The Reverend Tendril adds his own eccentric touch of fantasy to the services. He had composed his sermons during his many years in India. They were addressed to the congregation at the garrison chapel, and he has made no attempt to accommodate them to his altered circumstances. They are therefore studded with references to the gracious queen empress, “in whose services we are here” and to “homes and dear ones far away.” This in no way troubles his parishioners, who seldom associate things said in church with their own lives.

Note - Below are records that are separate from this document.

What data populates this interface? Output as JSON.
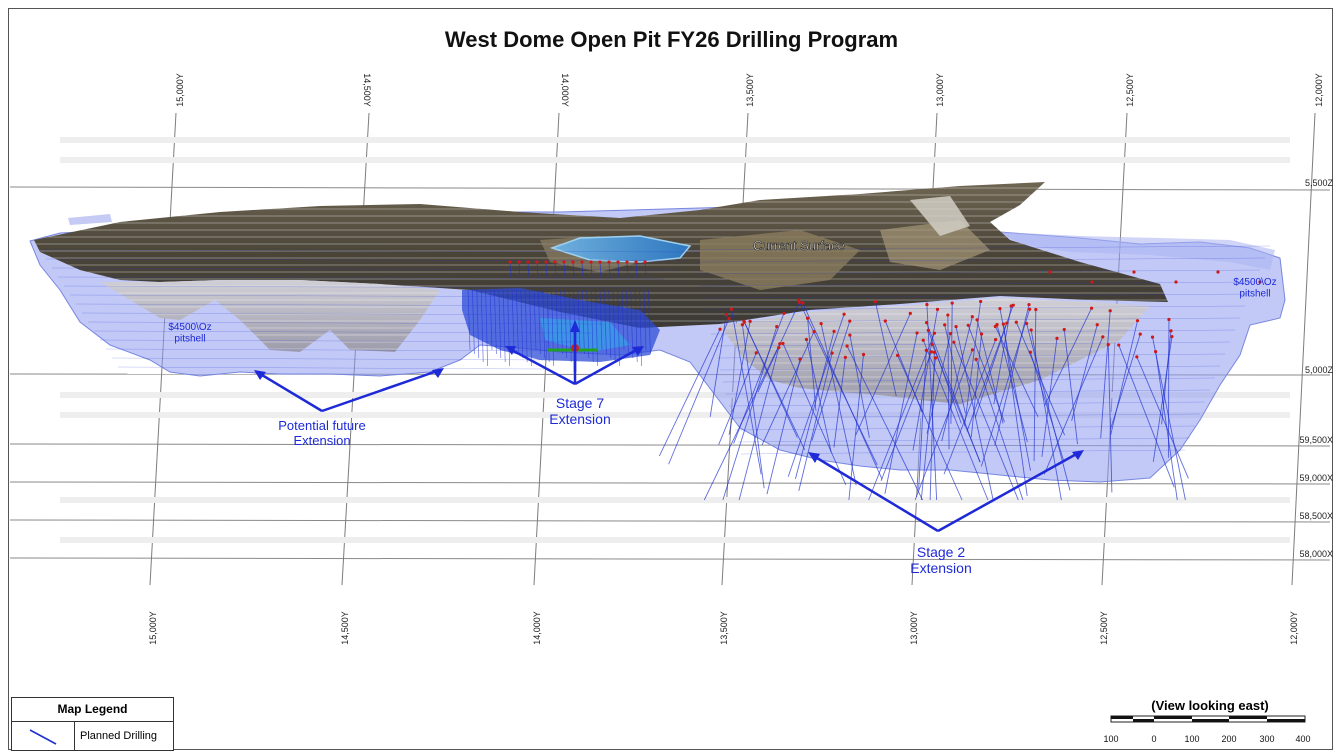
{
  "map": {
    "title": "West Dome Open Pit FY26 Drilling Program",
    "grid": {
      "y_labels_top": [
        "15,000Y",
        "14,500Y",
        "14,000Y",
        "13,500Y",
        "13,000Y",
        "12,500Y",
        "12,000Y"
      ],
      "y_labels_bottom": [
        "15,000Y",
        "14,500Y",
        "14,000Y",
        "13,500Y",
        "13,000Y",
        "12,500Y",
        "12,000Y"
      ],
      "z_labels": [
        "5,500Z",
        "5,000Z"
      ],
      "x_labels": [
        "59,500X",
        "59,000X",
        "58,500X",
        "58,000X"
      ]
    },
    "annotations": {
      "current_surface": "Current Surface",
      "pitshell_left": "$4500\\Oz\npitshell",
      "pitshell_right": "$4500\\Oz\npitshell",
      "potential_future": "Potential future\nExtension",
      "stage7": "Stage 7\nExtension",
      "stage2": "Stage  2\nExtension"
    },
    "legend": {
      "title": "Map Legend",
      "items": [
        {
          "symbol": "blue-line",
          "label": "Planned Drilling"
        }
      ]
    },
    "scale_bar": {
      "title": "(View looking east)",
      "labels": [
        "100",
        "0",
        "100",
        "200",
        "300",
        "400"
      ]
    },
    "colors": {
      "planned_drilling": "#2030d0",
      "pit_shell": "#8a96e8",
      "annotation_text": "#1e2ad8",
      "grid_line": "#888888",
      "drill_collar": "#d01818"
    }
  }
}
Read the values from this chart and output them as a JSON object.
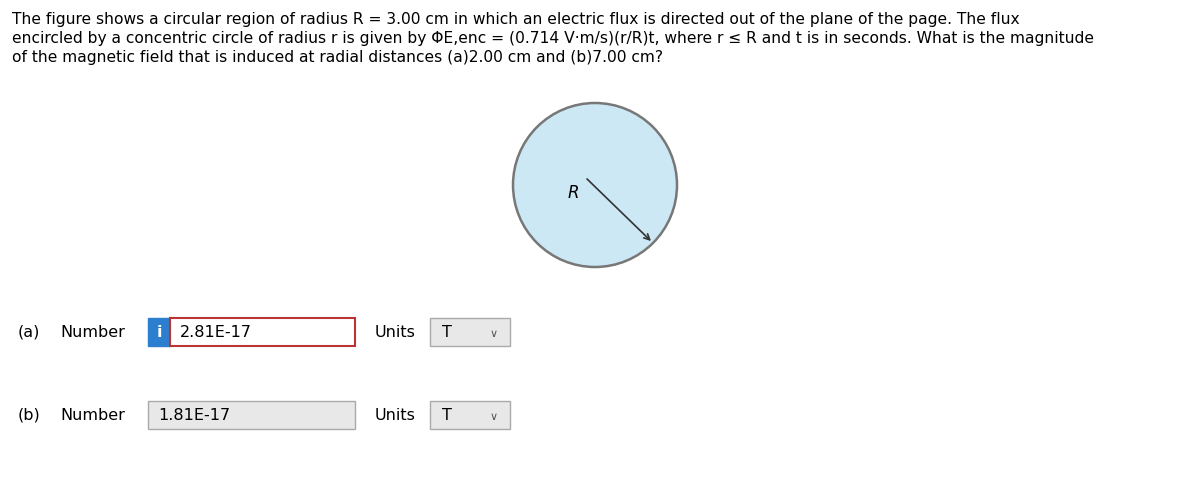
{
  "title_line1": "The figure shows a circular region of radius R = 3.00 cm in which an electric flux is directed out of the plane of the page. The flux",
  "title_line2": "encircled by a concentric circle of radius r is given by ΦE,enc = (0.714 V·m/s)(r/R)t, where r ≤ R and t is in seconds. What is the magnitude",
  "title_line3": "of the magnetic field that is induced at radial distances (a)2.00 cm and (b)7.00 cm?",
  "circle_fill_color": "#cde8f5",
  "circle_edge_color": "#777777",
  "radius_label": "R",
  "part_a_label": "(a)",
  "part_a_number_label": "Number",
  "part_a_i_label": "i",
  "part_a_value": "2.81E-17",
  "part_a_units_label": "Units",
  "part_a_units_value": "T",
  "part_b_label": "(b)",
  "part_b_number_label": "Number",
  "part_b_value": "1.81E-17",
  "part_b_units_label": "Units",
  "part_b_units_value": "T",
  "bg_color": "#ffffff",
  "text_color": "#000000",
  "font_size_text": 11.2,
  "font_size_parts": 11.5
}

The vicar attempts to act as spiritual counselor on the day Tony’s son, John Andrew, is kicked to death by a horse. Tony remarks that the vicar tried to be comforting, but “the last thing one wants to talk about at a time like this is religion.” Still later, when the mad Mr. Todd contemplates putting up a cross to commemorate the death of a former captive and the arrival of a new one, he asks if Tony believes in God. Tony replies that he supposes so; he has never really thought about it much. Tony is secular at his best: kindly, loving, selfless. Yet none of these qualities can save him (in fact, they make the task of the predator much easier), and he has no faith with which to save himself.
The reader’s identification with Tony provides a basis for understanding Waugh’s intent. Earlier, Waugh had led the reader merrily through a chaotic world in which sudden violent death is just another absurdity. Prior to A Handful of Dust, he had been accused of writing satire without a moral center. Because Tony is a real man in the real world, however, he may not walk away from the disasters of his life as do his predecessors. He must be called to account. In fact, Tony’s weaknesses incur the most awful punishment Waugh ever meted out to any of his characters.
The action in A Handful of Dust is much less broad and much more realistic than in any of the three preceding novels. In truth, it could be argued that the novel is really naturalistic, for Tony and his way of life are doomed. From the outset, Waugh shows him being drawn inexorably toward disaster.